Within the ongoing war for the leading positions of novel oral anticoagulants (NOAC’s) in Cardiology there is a striking silence on the potential risk for uterine bleeding in premenopausal women and safety data are lacking. Due to the increasing prevalence of obesity, diabetes and hypertension in younger women, the number of strokes and the incidence of atrial fibrillation (AF) is rising. Also for other indications, such as congenital heart disease and premature ACS, the use of vitamin K antagonists or (dual)anti-platelet therapy has gradually increased in younger women over the past decades. Nearly one third of women in their reproductive years are affected by disabling menstrual bleeding disorders, often related to the presence of uterine myomas. About 10% suffer from ‘heavy’ menstrual bleeding, resulting in iron deficiency in 10–20% and anemia in 2.5%. This may lead to severe symptoms of fatigue and dyspnea and may induce recurrent AF or provoke ischemia in women with coronary artery disease. As the use of combined oral contraceptives is often contraindicated in cardiac patients, alternative gynecology treatment with intrauterine devices, endometrium ablation or even hysterectomy may be needed for excessive uterine bleeding problems.
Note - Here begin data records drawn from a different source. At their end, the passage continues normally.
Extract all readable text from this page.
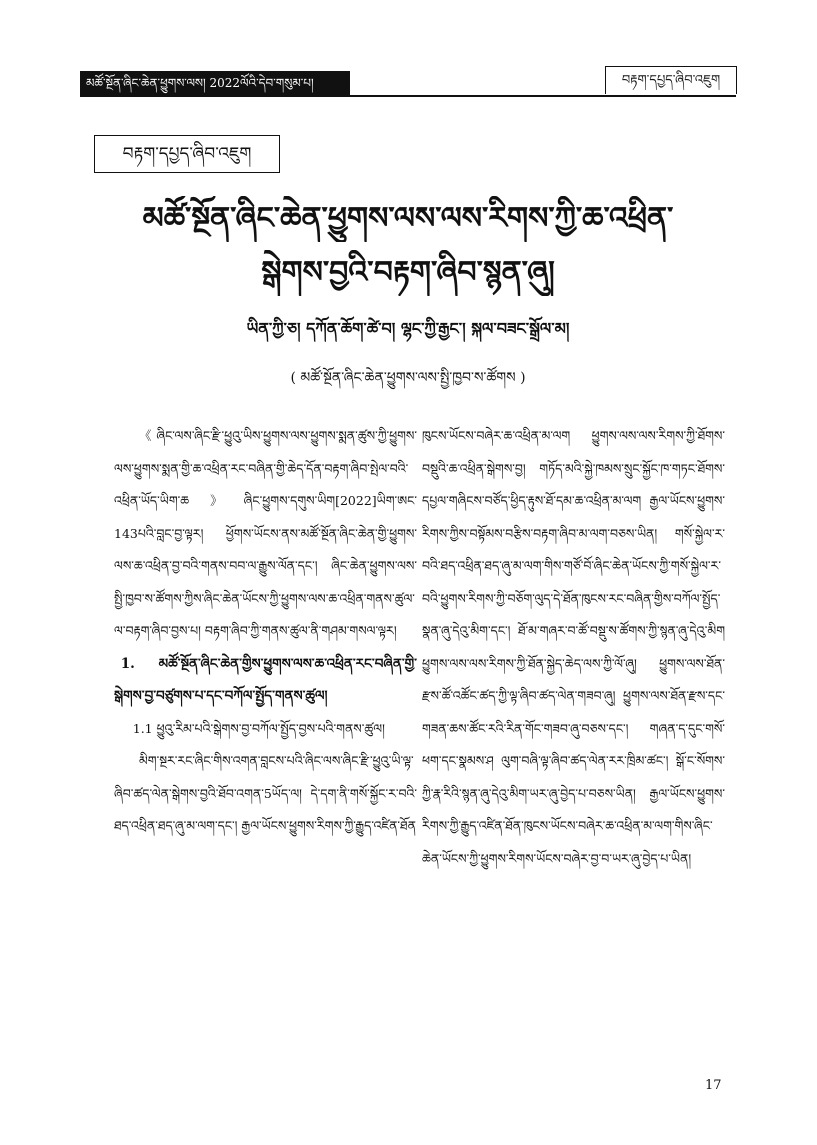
མཚོ་སྔོན་ཞིང་ཆེན་ཕྱུགས་ལས། 2022ལོའི་དེབ་གསུམ་པ།	བརྟག་དཔྱད་ཞིབ་འཇུག
བརྟག་དཔྱད་ཞིབ་འཇུག
མཚོ་སྔོན་ཞིང་ཆེན་ཕྱུགས་ལས་ལས་རིགས་ཀྱི་ཆ་འཕྲིན་
སྒེགས་བྱའི་བརྟག་ཞིབ་སྙན་ཞུ།
ཡིན་ཀྱི་ཅ། དཀོན་ཆོག་ཚེ་བ། ལྷང་ཀྱི་རྒྱང་། སྐལ་བཟང་སྒྲོལ་མ།
( མཚོ་སྔོན་ཞིང་ཆེན་ཕྱུགས་ལས་སྤྱི་ཁྱབ་ས་ཚོགས )

《ཞིང་ལས་ཞིང་རྫི་ཕྱུའུ་ཡིས་ཕྱུགས་ལས་ཕྱུགས་སྨན་ཚུས་ཀྱི་ཕྱུགས་ལས་ཕྱུགས་སྨན་གྱི་ཆ་འཕྲིན་རང་བཞིན་གྱི་ཆེད་དོན་བརྟག་ཞིབ་སྤེལ་བའི་འཕྲིན་ཡོད་ཡིག་ཆ》ཞིང་ཕྱུགས་དགུས་ཡིག[2022]ཡིག་ཨང་143པའི་བླང་བྱ་ལྟར། ཕྱོགས་ཡོངས་ནས་མཚོ་སྔོན་ཞིང་ཆེན་གྱི་ཕྱུགས་ལས་ཆ་འཕྲིན་བྱ་བའི་གནས་བབ་ལ་རྒྱུས་ལོན་དང་། ཞིང་ཆེན་ཕྱུགས་ལས་སྤྱི་ཁྱབ་ས་ཚོགས་ཀྱིས་ཞིང་ཆེན་ཡོངས་ཀྱི་ཕྱུགས་ལས་ཆ་འཕྲིན་གནས་ཚུལ་ལ་བརྟག་ཞིབ་བྱས་པ། བརྟག་ཞིབ་ཀྱི་གནས་ཚུལ་ནི་གཤམ་གསལ་ལྟར།

1. མཚོ་སྔོན་ཞིང་ཆེན་གྱིས་ཕྱུགས་ལས་ཆ་འཕྲིན་རང་བཞིན་གྱི་སྒེགས་བྱ་བཙུགས་པ་དང་བཀོལ་སྤྱོད་གནས་ཚུལ།

1.1 ཕྱུའུ་རིམ་པའི་སྒེགས་བྱ་བཀོལ་སྤྱོད་བྱས་པའི་གནས་ཚུལ།

མིག་སྔར་རང་ཞིང་གིས་འགན་བླངས་པའི་ཞིང་ལས་ཞིང་རྫི་ཕྱུའུ་ཡི་ལྟ་ཞིབ་ཚད་ལེན་སྒེགས་བྱའི་ཐོབ་འགན་5ཡོད་ལ། དེ་དག་ནི་གསོ་སྐྱོང་ར་བའི་ཐད་འཕྲིན་ཐད་ཞུ་མ་ལག་དང་། རྒྱལ་ཡོངས་ཕྱུགས་རིགས་ཀྱི་རྒྱུད་འཛིན་ཐོན

ཁུངས་ཡོངས་བཞེར་ཆ་འཕྲིན་མ་ལག ཕྱུགས་ལས་ལས་རིགས་ཀྱི་ཐོགས་བསྡུའི་ཆ་འཕྲིན་སྒེགས་བྱ། གཏོད་མའི་སྐྱེ་ཁམས་སྲུང་སྐྱོང་ཁ་གཏང་ཐོགས་དཔྱལ་གཞིངས་བཙོད་ཕྱིད་རྟུས་ཐོ་དམ་ཆ་འཕྲིན་མ་ལག རྒྱལ་ཡོངས་ཕྱུགས་རིགས་ཀྱིས་བསྟོམས་བརྩིས་བརྟག་ཞིབ་མ་ལག་བཅས་ཡིན། གསོ་སྐྱེལ་ར་བའི་ཐད་འཕྲིན་ཐད་ཞུ་མ་ལག་གིས་གཙོ་བོ་ཞིང་ཆེན་ཡོངས་ཀྱི་གསོ་སྐྱེལ་ར་བའི་ཕྱུགས་རིགས་ཀྱི་བཅོག་ལུད་དེ་ཐོན་ཁུངས་རང་བཞིན་གྱིས་བཀོལ་སྤྱོད་སྣན་ཞུ་དེའུ་མིག་དང་། ཐོ་མ་གཞར་བ་ཚོ་བསྡུ་ས་ཚོགས་ཀྱི་སྙན་ཞུ་དེའུ་མིག ཕྱུགས་ལས་ལས་རིགས་ཀྱི་ཐོན་སྐྱེད་ཆེད་ལས་ཀྱི་ལོ་ཞུ། ཕྱུགས་ལས་ཐོན་རྫས་ཚོ་འཚོང་ཚད་ཀྱི་ལྟ་ཞིབ་ཚད་ལེན་གཟབ་ཞུ། ཕྱུགས་ལས་ཐོན་རྫས་དང་གཟན་ཆས་ཚོང་རའི་རིན་གོང་གཟབ་ཞུ་བཅས་དང་། གཞན་ད་དུང་གསོ་ཕག་དང་སྣམས་ཤ ལུག་བཞི་ལྟ་ཞིབ་ཚད་ལེན་རར་ཁྲིམ་ཚང་། སྒོ་ང་སོགས་ཀྱི་རྣ་རིའི་སྙན་ཞུ་དེའུ་མིག་ཡར་ཞུ་བྱེད་པ་བཅས་ཡིན། རྒྱལ་ཡོངས་ཕྱུགས་རིགས་ཀྱི་རྒྱུད་འཛིན་ཐོན་ཁུངས་ཡོངས་བཞེར་ཆ་འཕྲིན་མ་ལག་གིས་ཞིང་ཆེན་ཡོངས་ཀྱི་ཕྱུགས་རིགས་ཡོངས་བཞེར་བྱ་བ་ཡར་ཞུ་བྱེད་པ་ཡིན།

17
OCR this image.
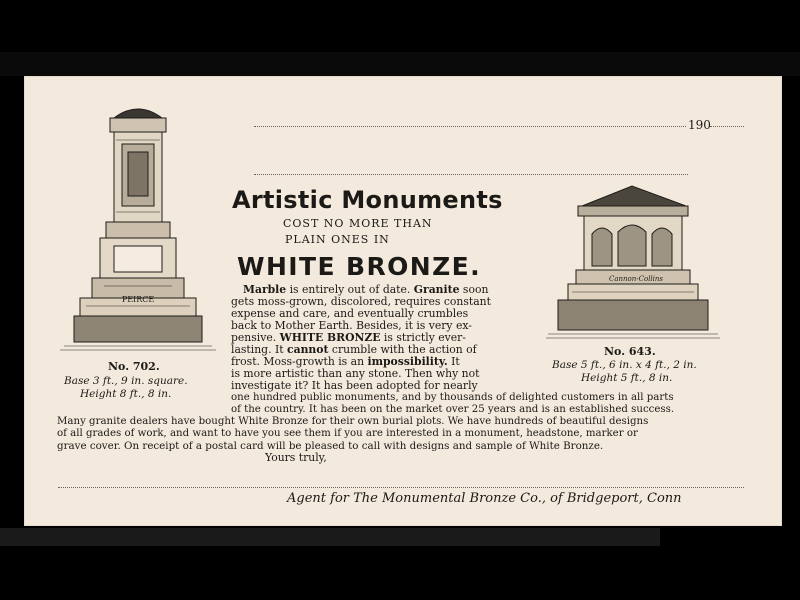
190
PEIRCE
No. 702.
Base 3 ft., 9 in. square.
Height 8 ft., 8 in.
Cannon-Collins
No. 643.
Base 5 ft., 6 in. x 4 ft., 2 in.
Height 5 ft., 8 in.
Artistic Monuments
COST NO MORE THAN
PLAIN ONES IN
WHITE BRONZE.
Marble is entirely out of date. Granite soon
gets moss-grown, discolored, requires constant
expense and care, and eventually crumbles
back to Mother Earth. Besides, it is very ex-
pensive. WHITE BRONZE is strictly ever-
lasting. It cannot crumble with the action of
frost. Moss-growth is an impossibility. It
is more artistic than any stone. Then why not
investigate it? It has been adopted for nearly
one hundred public monuments, and by thousands of delighted customers in all parts
of the country. It has been on the market over 25 years and is an established success.
Many granite dealers have bought White Bronze for their own burial plots. We have hundreds of beautiful designs
of all grades of work, and want to have you see them if you are interested in a monument, headstone, marker or
grave cover. On receipt of a postal card will be pleased to call with designs and sample of White Bronze.
Yours truly,
Agent for The Monumental Bronze Co., of Bridgeport, Conn
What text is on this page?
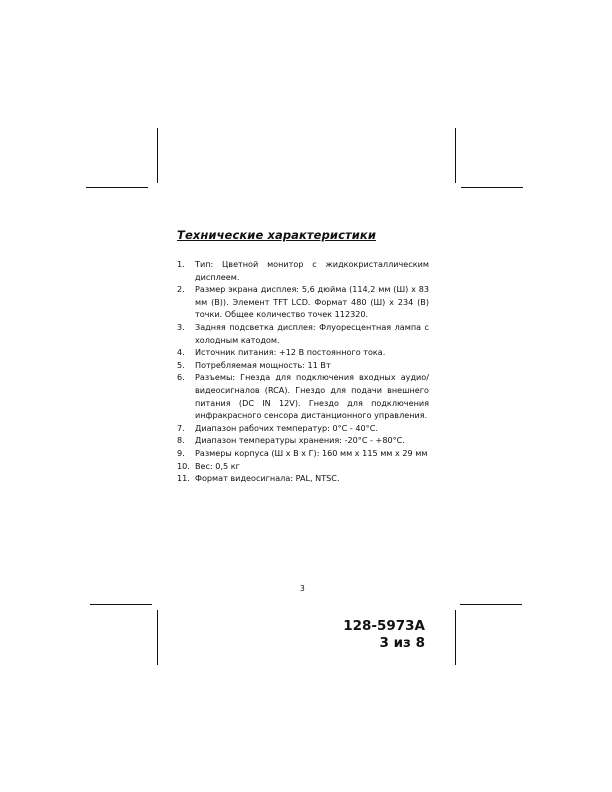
Технические характеристики
1. Тип: Цветной монитор с жидкокристаллическим дисплеем.
2. Размер экрана дисплея: 5,6 дюйма (114,2 мм (Ш) x 83 мм (В)). Элемент TFT LCD. Формат 480 (Ш) x 234 (В) точки. Общее количество точек 112320.
3. Задняя подсветка дисплея: Флуоресцентная лампа с холодным катодом.
4. Источник питания: +12 В постоянного тока.
5. Потребляемая мощность: 11 Вт
6. Разъемы: Гнезда для подключения входных аудио/видеосигналов (RCA). Гнездо для подачи внешнего питания (DC IN 12V). Гнездо для подключения инфракрасного сенсора дистанционного управления.
7. Диапазон рабочих температур: 0°C - 40°C.
8. Диапазон температуры хранения: -20°C - +80°C.
9. Размеры корпуса (Ш x В x Г): 160 мм x 115 мм x 29 мм
10. Вес: 0,5 кг
11. Формат видеосигнала: PAL, NTSC.
3
128-5973A
3 из 8
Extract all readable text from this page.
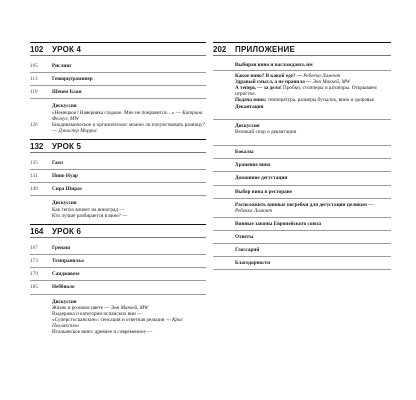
102	УРОК 4
105	Рислинг
113	Гевюрцтраминер
119	Шенен Блан
Дискуссия
«Немецкое? Наверняка сладкое. Мне не понравится…» — Катрина Фелоуз, MW
126	Биодинамическое и органическое: можно ли почувствовать разницу? — Джаспер Моррис
132	УРОК 5
135	Гамэ
141	Пино Нуар
149	Сира Шираз
Дискуссия
Как тепло влияет на виноград —
Кто лучше разбирается в вине? —
164	УРОК 6
167	Гренаш
173	Темпранильо
179	Санджовезе
185	Неббиоло
Дискуссия
Жизнь в розовом цвете — Энн Маккей, MW
Выдержка и категории испанских вин —
«Суперстосканские»: сенсация и ответная реакция — Крис Поллакстон
Итальянское вино: древнее и современное —
202	ПРИЛОЖЕНИЕ
Выбирая вино и наслаждаясь им
Какое вино? В какой еде? — Ребекка Ламонт
Здравый смысл, а не правила — Энн Маккей, MW
А теперь — за дело! Пробки, стопперы и штопоры. Открываем игристое.
Подача вина: температура, размеры бутылок, вино и здоровье
Декантация
Дискуссия
Великий спор о декантации
Бокалы
Хранение вина
Домашние дегустации
Выбор вина в ресторане
Расположить винные погребки для дегустации целиком — Ребекка Ламонт
Винные законы Европейского союза
Ответы
Глоссарий
Благодарности
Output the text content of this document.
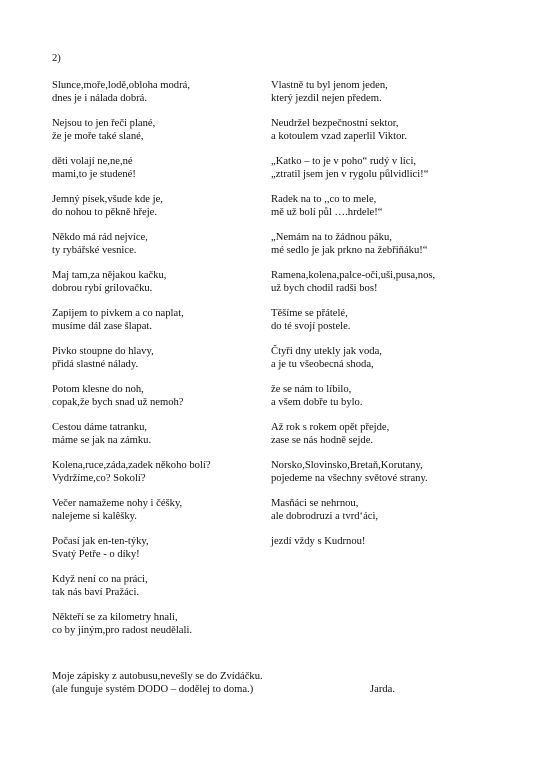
2)
Slunce,moře,lodě,obloha modrá,
dnes je i nálada dobrá.
Nejsou to jen řeči plané,
že je moře také slané,
děti volají ne,ne,né
mami,to je studené!
Jemný písek,všude kde je,
do nohou to pěkně hřeje.
Někdo má rád nejvíce,
ty rybářské vesnice.
Maj tam,za nějakou kačku,
dobrou rybí grilovačku.
Zapijem to pivkem a co naplat,
musíme dál zase šlapat.
Pivko stoupne do hlavy,
přidá slastné nálady.
Potom klesne do noh,
copak,že bych snad už nemoh?
Cestou dáme tatranku,
máme se jak na zámku.
Kolena,ruce,záda,zadek někoho bolí?
Vydržíme,co? Sokolí?
Večer namažeme nohy i čéšky,
nalejeme si kalêšky.
Počasí jak en-ten-týky,
Svatý Petře - o díky!
Když není co na práci,
tak nás baví Pražáci.
Někteří se za kilometry hnali,
co by jiným,pro radost neudělali.
Vlastně tu byl jenom jeden,
který jezdil nejen předem.
Neudržel bezpečnostní sektor,
a kotoulem vzad zaperlil Viktor.
„Katko – to je v poho“ rudý v líci,
„ztratil jsem jen v rygolu půlvidlici!“
Radek na to ,,co to mele,
mě už bolí půl ….hrdele!“
„Nemám na to žádnou páku,
mé sedlo je jak prkno na žebřiňáku!“
Ramena,kolena,palce-oči,uši,pusa,nos,
už bych chodil radši bos!
Těšíme se přátelé,
do té svojí postele.
Čtyři dny utekly jak voda,
a je tu všeobecná shoda,
že se nám to líbilo,
a všem dobře tu bylo.
Až rok s rokem opět přejde,
zase se nás hodně sejde.
Norsko,Slovinsko,Bretaň,Korutany,
pojedeme na všechny světové strany.
Masňáci se nehrnou,
ale dobrodruzi a tvrd‘áci,
jezdí vždy s Kudrnou!
Moje zápisky z autobusu,nevešly se do Zvídáčku.
(ale funguje systém DODO – dodělej to doma.)	Jarda.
In the current era, the various indications for the use of NOAC’s, vitamin K antagonists and (dual) platelet therapy in young women are increasing. Although the majority cardiovascular specialists will never ask about menstrual problems, more awareness is needed with early referral to gynecologists when abnormal uterine bleeding is reported. Further, in the various guideline committees that interfere with all kinds of antithrombotic therapy the uterus should be considered as a serious and potential bleeding-site. It may be helpful to encourage a higher participation of females in the boards to encourage a better position for the uterus in Cardiology.
Reference
Maas AHEM, von Euler M, Bongers M, Rolden HJA, Grutters, JPC, Ulrich L, Schenck-Gustafsson K. Practice points in gynecardiology: Abnormal uterine bleeding in premenopausal women taking oral anticoagulant or antiplatelet therapy. Maturitas 2015; 82: 355-359.